U.S. Steel will reopen an idle plant in Illinois in anticipation of increased domestic demand following President Trump's announced 25% steel and 10% aluminum tariffs. The steelmaker will be calling 500 employees back to work to the plant - which was set on idle status two years ago as a flood of cheap imported metals have pushed down domestic steel prices.
"We're really excited to be able to tell our employees in the community in Granite City, Illinois, that we will be calling back 500 employees," said CEO David Burritt in an interview with CNBC's "Squawk Box."
Two blast furnaces will be fired back up at the Granite City Works integrated steelmaking plant in Illinois - a process which could take up to four months, and will add approximately 1.4 million tons of steel annually to the U.S. market - generating up to $85 million in pretax income in 2018 for the company. The restarted furnace will require inventories of iron ore, metallurgical coking coal and other ingredients to operate.

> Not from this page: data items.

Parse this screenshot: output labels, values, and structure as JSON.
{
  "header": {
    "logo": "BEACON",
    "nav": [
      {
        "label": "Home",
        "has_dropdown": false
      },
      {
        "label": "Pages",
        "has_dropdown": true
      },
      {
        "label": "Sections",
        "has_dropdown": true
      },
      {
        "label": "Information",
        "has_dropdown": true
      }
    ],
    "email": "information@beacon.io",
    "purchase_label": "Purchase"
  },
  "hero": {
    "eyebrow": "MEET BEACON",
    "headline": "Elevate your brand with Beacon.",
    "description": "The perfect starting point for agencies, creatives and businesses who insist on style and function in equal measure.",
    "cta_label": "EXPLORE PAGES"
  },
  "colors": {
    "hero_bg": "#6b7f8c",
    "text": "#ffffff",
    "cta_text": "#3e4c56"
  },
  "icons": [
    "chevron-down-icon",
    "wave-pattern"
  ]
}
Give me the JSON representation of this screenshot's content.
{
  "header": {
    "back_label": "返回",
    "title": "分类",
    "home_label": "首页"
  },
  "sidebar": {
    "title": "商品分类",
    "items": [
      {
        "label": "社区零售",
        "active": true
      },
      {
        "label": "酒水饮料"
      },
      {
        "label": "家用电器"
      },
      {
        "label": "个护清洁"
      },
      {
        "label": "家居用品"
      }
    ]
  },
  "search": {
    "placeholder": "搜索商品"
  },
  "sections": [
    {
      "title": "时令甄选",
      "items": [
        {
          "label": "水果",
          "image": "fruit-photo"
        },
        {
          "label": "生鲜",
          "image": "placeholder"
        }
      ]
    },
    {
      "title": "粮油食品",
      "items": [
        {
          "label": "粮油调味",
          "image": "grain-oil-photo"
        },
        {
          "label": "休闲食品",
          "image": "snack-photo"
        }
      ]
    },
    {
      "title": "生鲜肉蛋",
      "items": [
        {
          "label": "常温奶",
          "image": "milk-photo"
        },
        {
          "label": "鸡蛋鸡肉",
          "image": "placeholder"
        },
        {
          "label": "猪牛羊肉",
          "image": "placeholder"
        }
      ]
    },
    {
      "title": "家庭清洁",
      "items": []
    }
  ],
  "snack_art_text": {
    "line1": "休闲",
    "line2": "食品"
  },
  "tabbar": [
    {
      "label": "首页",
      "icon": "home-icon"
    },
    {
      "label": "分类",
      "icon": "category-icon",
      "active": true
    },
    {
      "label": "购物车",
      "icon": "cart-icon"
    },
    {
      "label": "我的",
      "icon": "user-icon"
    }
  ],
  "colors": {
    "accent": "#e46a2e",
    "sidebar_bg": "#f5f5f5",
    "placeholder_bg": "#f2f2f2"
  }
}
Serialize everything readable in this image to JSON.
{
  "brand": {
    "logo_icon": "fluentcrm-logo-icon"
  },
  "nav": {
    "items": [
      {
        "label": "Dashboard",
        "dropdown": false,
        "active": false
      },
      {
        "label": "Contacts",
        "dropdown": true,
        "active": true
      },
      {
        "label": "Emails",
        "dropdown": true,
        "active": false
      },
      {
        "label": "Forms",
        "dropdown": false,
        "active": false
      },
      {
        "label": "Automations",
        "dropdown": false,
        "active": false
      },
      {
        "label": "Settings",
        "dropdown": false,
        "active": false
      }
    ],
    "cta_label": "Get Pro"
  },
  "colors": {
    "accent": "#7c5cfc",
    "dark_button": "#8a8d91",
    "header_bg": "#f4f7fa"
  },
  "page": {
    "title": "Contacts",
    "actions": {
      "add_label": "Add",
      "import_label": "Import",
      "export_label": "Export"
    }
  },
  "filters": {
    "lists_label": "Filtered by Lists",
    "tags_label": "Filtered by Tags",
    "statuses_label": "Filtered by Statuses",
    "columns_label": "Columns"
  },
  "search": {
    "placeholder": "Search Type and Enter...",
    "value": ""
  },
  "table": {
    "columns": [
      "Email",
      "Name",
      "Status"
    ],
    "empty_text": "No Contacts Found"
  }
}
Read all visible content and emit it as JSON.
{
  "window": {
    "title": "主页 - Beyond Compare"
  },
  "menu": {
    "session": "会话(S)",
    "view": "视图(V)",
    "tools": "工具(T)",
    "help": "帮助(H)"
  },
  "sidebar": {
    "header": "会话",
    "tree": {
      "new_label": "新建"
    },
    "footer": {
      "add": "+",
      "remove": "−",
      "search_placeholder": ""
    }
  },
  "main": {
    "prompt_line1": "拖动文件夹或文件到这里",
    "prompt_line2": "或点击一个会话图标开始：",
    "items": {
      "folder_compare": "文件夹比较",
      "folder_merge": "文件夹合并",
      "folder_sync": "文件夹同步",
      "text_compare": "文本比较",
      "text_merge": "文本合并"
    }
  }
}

The site also has another idle blast furnace which could be restarted later.
The facility had been idle since December 2015 over what Burritt called unfair trade practices. "If you don't have customers here to sell to and you can't make money, you have to shut them down."
Steel producers have been hurt in recent years by increasing competition from foreign competitors, particularly China, that have ramped up production at lower prices.
Prices have been rising again in the U.S. in part because of the Trump administration’s discussions over whether to widen tariffs that have been applied piecemeal in recent years. Spot-market sheet-steel prices have risen more about 37% since October to about $810 a ton, according steel-industry price surveys. -WSJ
“Our Granite City Works facility and employees, as well as the surrounding community, have suffered too long from the unending waves of unfairly traded steel products that have flooded U.S. markets,” said Burritt.
President Trump announced the tariffs on steel and aluminum last Thursday - a move widely credited with the "last straw" in White House economic advisor and former #2 at Goldman Sachs, Gary Cohn.
Commerce Secretary Wilbur Ross appeared on CNBC Wednesday with Burritt, where he said the White House is not trying to "blow up the world" with tariffs - indicating that President Trump was open to exempting U.S. trading partners Mexico and Canada under a reworked NAFTA deal.
"This feels like the beginning of a renaissance for us," said Burritt, a former chief financial officer at heavy equipment maker Caterpillar. "It's really important that we get this right, and now it's finally happening."
"You've got to be able to make stuff in the United States. If you take away our ability to make things, you don't really have a society."
"Just think about the way the U.K. used to have a big manufacturing base. It went away. If you don't make stuff, you can't have a strong country. You can't protect yourself and you go by the way of Greece or maybe Puerto Rico," added Burritt.
Not everyone's happy
As the Wall St. Journal notes, the tariffs are going to affect several domestic manufacturers, including Caterpillar Inc. and Harley-Davidson Inc., which have both said the tariffs could significantly increase their raw material costs. Construction equipment firm Terex Corp said it would simply pass on higher steel costs to customers.
“The steel market has moved as though the tariffs are going into place,” said Tererx CEO John Garrison Tuesday. “We can’t be the shock absorber for that significant increase.”